Толя наклоняется, и бодает меня головой, ручки то грязные.
— Хочется тебе, укажи в заключении. Только смотри, коллеги из «Царства живых» налетят.
— Меня же Аид мой защитит?
— Естественно, Персефона, — играет бровями.
К вечеру я больше напоминаю себе богиню войны, чем не Энио. Даже цвет волосенок совпал. После общения с доблестными (прости меня, папочка) хирургами и чуть менее доблестными представителями следственных органов… Мне просто хочется пить. Много и жадно.
Уже на парковке я понимаю, что туса у нас будет странная, я то на девичник рассчитывала. Напиться и забыться. А тут полно левого народа, какие — то мажористого вида детишки — переростки.
— Оу, девушка, мимо не проходите, — окрикивает меня какой — то парень, когда я «пикнув» отхожу от машины, — Я вас всю жизнь ждал, — признается так пылко, что я очень и очень не завидую его сверстницам, и просто девушкам, что любят ушами.

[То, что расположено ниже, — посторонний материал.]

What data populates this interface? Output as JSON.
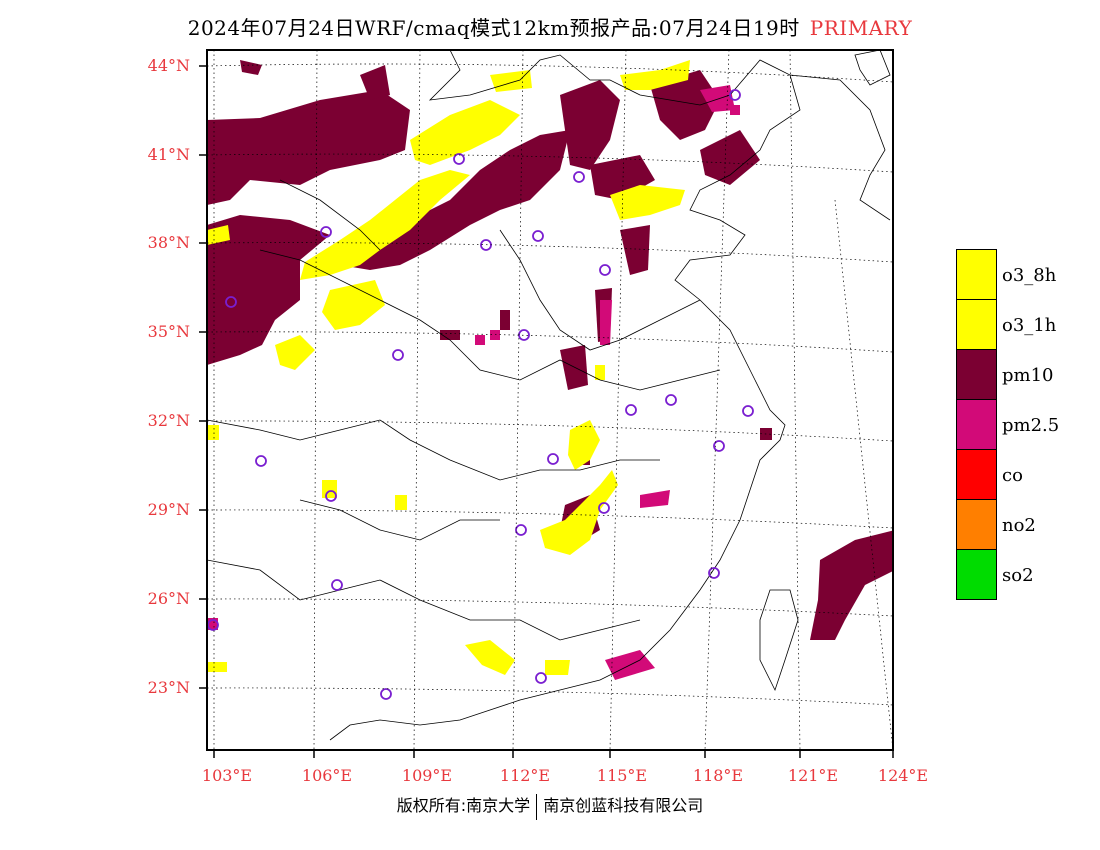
{
  "title": "2024年07月24日WRF/cmaq模式12km预报产品:07月24日19时",
  "title_tag": "PRIMARY",
  "lat_labels": [
    "44°N",
    "41°N",
    "38°N",
    "35°N",
    "32°N",
    "29°N",
    "26°N",
    "23°N"
  ],
  "lon_labels": [
    "103°E",
    "106°E",
    "109°E",
    "112°E",
    "115°E",
    "118°E",
    "121°E",
    "124°E"
  ],
  "legend": [
    {
      "label": "o3_8h",
      "color": "#ffff00"
    },
    {
      "label": "o3_1h",
      "color": "#ffff00"
    },
    {
      "label": "pm10",
      "color": "#7b0032"
    },
    {
      "label": "pm2.5",
      "color": "#d20a78"
    },
    {
      "label": "co",
      "color": "#ff0000"
    },
    {
      "label": "no2",
      "color": "#ff7f00"
    },
    {
      "label": "so2",
      "color": "#00dc00"
    }
  ],
  "copyright_left": "版权所有:南京大学",
  "copyright_right": "南京创蓝科技有限公司",
  "colors": {
    "pm10": "#7b0032",
    "pm25": "#d20a78",
    "o3": "#ffff00",
    "marker": "#7a1fd0",
    "axis_label": "#e8383d"
  }
}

— Обязательно, зайка, только чуток подрасти для начала, — отвечаю, проходя мимо их спортивных тачек, голову даже не поворачиваю. В компании слышатся смешки.
— Я подрос. Услышал твой голос и сразу. Пойдем покажу, — теперь звук голоса слышится ближе. Прекрасно, Алёна, осталось только по малолеткам пойти. Вот Артём посмеется.
А не пофиг ли, будет ему смешно или нет?
— Подожди, — чувствую на запястье ощутимый захват, — Я познакомиться хочу, — парень отпускает руку, и приподнимает ладони вверх, как только я оборачиваюсь.
Разглядываю его молниеносно. Лет двадцать пять, рост в районе ста восьмидесяти трех, весит в районе семидесяти пяти. Поджарый, хорошенький… Мальчик. Ммм, нет… Ну нет же?
Хотя таким клином я еще ничего не выбивала. Быстро подними взгляд повыше, старая ты извращенка.
— Я не знакомлюсь, — до чего же избитая фраза, — Муж дома ждет, — поднимаю правую руку и оттопыриваю безымянный палец, — Упс, дома забыла, — он улыбается, а я снова разворачиваюсь, чтоб уйти, и снова хватает.
— Ты чего такая резвая, — дергает меня на себя. Хорошо, что не на каблуках. Завалилась бы нахрен, а так впечатываюсь.
— Слишком ты шустрый, — вырываю руку, — Я так не могу. У меня тут болит, там болит.